The first officially approved brain stimulation device for depression in Europe (at least until Brexit is complete) it is available for purchase and use, even at home.
The depression device, which uses small pulses of electricity to manipulate activity in the front of the brain, is used in conjunction with a therapy app on your smartphone.
Stimulate the mind
With the transcranial stimulation Direct current (also known as tDCS) science has been shown to improve symptoms of depression in numerous studies.
Now a research team of the Flow Neuroscience has incorporated this non-invasive technology into an easy-to-wear headset, available for purchase at a price of 460 euros.
tDCS uses a weak current to change the electrical potential of neurons, making them more or less susceptible to activation.
The Flow earphone directs this stimulation to an area of the brain that is just behind the forehead, the prefrontal cortex. An area involved in personality, decision making and emotion regulation.
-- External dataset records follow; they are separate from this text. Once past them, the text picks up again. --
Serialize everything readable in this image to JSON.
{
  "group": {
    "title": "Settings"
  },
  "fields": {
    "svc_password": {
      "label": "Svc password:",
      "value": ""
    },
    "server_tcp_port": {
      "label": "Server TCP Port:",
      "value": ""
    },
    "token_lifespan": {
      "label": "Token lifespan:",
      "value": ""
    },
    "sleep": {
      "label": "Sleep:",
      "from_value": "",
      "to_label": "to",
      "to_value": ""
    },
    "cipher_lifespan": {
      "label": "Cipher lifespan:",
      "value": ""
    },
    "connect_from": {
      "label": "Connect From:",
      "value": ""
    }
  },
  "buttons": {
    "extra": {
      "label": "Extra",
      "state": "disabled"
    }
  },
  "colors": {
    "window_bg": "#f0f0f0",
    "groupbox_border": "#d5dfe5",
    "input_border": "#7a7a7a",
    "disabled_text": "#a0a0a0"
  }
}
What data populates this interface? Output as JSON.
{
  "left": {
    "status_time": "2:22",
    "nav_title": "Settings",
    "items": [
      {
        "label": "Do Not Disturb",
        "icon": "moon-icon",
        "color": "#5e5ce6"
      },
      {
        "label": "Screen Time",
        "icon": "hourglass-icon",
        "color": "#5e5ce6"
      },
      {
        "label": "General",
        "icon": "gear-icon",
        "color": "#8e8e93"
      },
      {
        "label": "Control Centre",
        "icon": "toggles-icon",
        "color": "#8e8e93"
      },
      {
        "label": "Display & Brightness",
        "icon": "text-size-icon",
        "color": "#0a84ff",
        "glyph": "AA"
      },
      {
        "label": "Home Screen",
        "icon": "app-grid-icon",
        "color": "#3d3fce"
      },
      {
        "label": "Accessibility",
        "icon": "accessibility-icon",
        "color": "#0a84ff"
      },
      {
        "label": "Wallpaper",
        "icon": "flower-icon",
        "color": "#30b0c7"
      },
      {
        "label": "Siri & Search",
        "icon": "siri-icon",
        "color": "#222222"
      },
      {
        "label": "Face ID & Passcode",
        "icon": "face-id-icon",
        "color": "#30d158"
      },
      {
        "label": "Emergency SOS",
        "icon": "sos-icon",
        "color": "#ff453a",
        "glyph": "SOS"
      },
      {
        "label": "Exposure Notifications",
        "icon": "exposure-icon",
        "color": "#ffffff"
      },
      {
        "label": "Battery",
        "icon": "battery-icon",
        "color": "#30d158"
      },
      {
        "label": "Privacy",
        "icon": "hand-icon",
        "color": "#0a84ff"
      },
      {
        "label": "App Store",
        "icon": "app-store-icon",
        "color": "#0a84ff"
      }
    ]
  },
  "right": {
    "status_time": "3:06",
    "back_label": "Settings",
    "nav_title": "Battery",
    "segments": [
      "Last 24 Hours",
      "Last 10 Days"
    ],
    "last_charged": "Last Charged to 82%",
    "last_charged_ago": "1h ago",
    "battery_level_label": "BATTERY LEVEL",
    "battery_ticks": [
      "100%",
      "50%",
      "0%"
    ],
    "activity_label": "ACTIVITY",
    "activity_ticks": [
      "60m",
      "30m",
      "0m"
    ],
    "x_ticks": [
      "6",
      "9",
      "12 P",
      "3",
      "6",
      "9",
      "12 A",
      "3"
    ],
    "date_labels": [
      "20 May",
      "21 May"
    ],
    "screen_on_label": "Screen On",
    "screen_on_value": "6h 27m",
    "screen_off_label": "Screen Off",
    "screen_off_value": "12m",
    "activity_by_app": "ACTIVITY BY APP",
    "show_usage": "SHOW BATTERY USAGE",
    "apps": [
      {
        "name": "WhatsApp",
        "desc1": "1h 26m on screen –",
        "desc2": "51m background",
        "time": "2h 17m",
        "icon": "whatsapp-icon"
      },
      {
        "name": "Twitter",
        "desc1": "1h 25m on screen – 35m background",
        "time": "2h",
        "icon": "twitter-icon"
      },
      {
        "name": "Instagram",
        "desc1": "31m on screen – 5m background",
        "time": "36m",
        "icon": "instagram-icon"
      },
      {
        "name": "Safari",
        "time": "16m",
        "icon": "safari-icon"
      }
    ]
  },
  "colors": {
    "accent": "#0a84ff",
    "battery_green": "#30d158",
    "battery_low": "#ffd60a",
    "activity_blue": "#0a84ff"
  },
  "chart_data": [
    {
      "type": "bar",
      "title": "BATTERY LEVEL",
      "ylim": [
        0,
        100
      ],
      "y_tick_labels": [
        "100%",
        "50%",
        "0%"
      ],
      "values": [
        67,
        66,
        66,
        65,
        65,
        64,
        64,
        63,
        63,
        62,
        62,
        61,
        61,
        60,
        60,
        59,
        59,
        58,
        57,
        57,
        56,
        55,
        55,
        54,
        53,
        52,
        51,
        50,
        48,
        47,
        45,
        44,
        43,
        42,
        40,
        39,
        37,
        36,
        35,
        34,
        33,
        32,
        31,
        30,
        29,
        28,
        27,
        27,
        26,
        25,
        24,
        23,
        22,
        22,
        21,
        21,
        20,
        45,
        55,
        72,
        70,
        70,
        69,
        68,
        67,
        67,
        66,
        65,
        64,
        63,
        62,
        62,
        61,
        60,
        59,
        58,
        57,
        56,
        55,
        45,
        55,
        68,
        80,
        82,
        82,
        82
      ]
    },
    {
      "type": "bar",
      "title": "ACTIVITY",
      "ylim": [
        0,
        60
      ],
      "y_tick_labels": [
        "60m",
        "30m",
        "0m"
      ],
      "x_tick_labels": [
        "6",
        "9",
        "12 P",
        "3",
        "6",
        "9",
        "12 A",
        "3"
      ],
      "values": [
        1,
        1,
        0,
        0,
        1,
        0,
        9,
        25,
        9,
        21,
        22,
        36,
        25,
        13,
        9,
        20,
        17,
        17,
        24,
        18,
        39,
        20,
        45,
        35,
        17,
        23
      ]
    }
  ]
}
People with depression often have lower activity on the left side of this area and higher activity on the right side.
The system uses the formula of the earphones precisely to rebalance this activity by distributing the impulses as needed.
How virtual depression therapy works
Users wear the headset for 30 minutes 18 times over a span of six weeks.
A special app on their smartphone constitutes a sort of virtual assistance or therapy that guides them to eat better, sleep better, exercise more and meditate.
Based on feedback and usage patterns, this assistance can change and update very promptly up to twice a week if necessary.
The consecration of the tDCS
Previous research on tDCS and depression has had mixed results. However, two recent studies showed that tDCS had similar effects to antidepressants in reducing symptoms of depression, but with fewer side effects.
Side effects of antidepressants include anxiety, fatigue, weight gain, and nausea. The most common effects of tDCS are temporary redness under the electrodes and a mild headache.
For Stephen Buckley, president of Mind, a non-profit organization that promotes mental health solutions, anything that contributes to effective treatments for mental well-being is welcome.
"What works varies from person to person and can include psychological therapies, medications, exercise, self-help and social support. "
Buckley adds that the ability to stay in touch with people using treatments is important.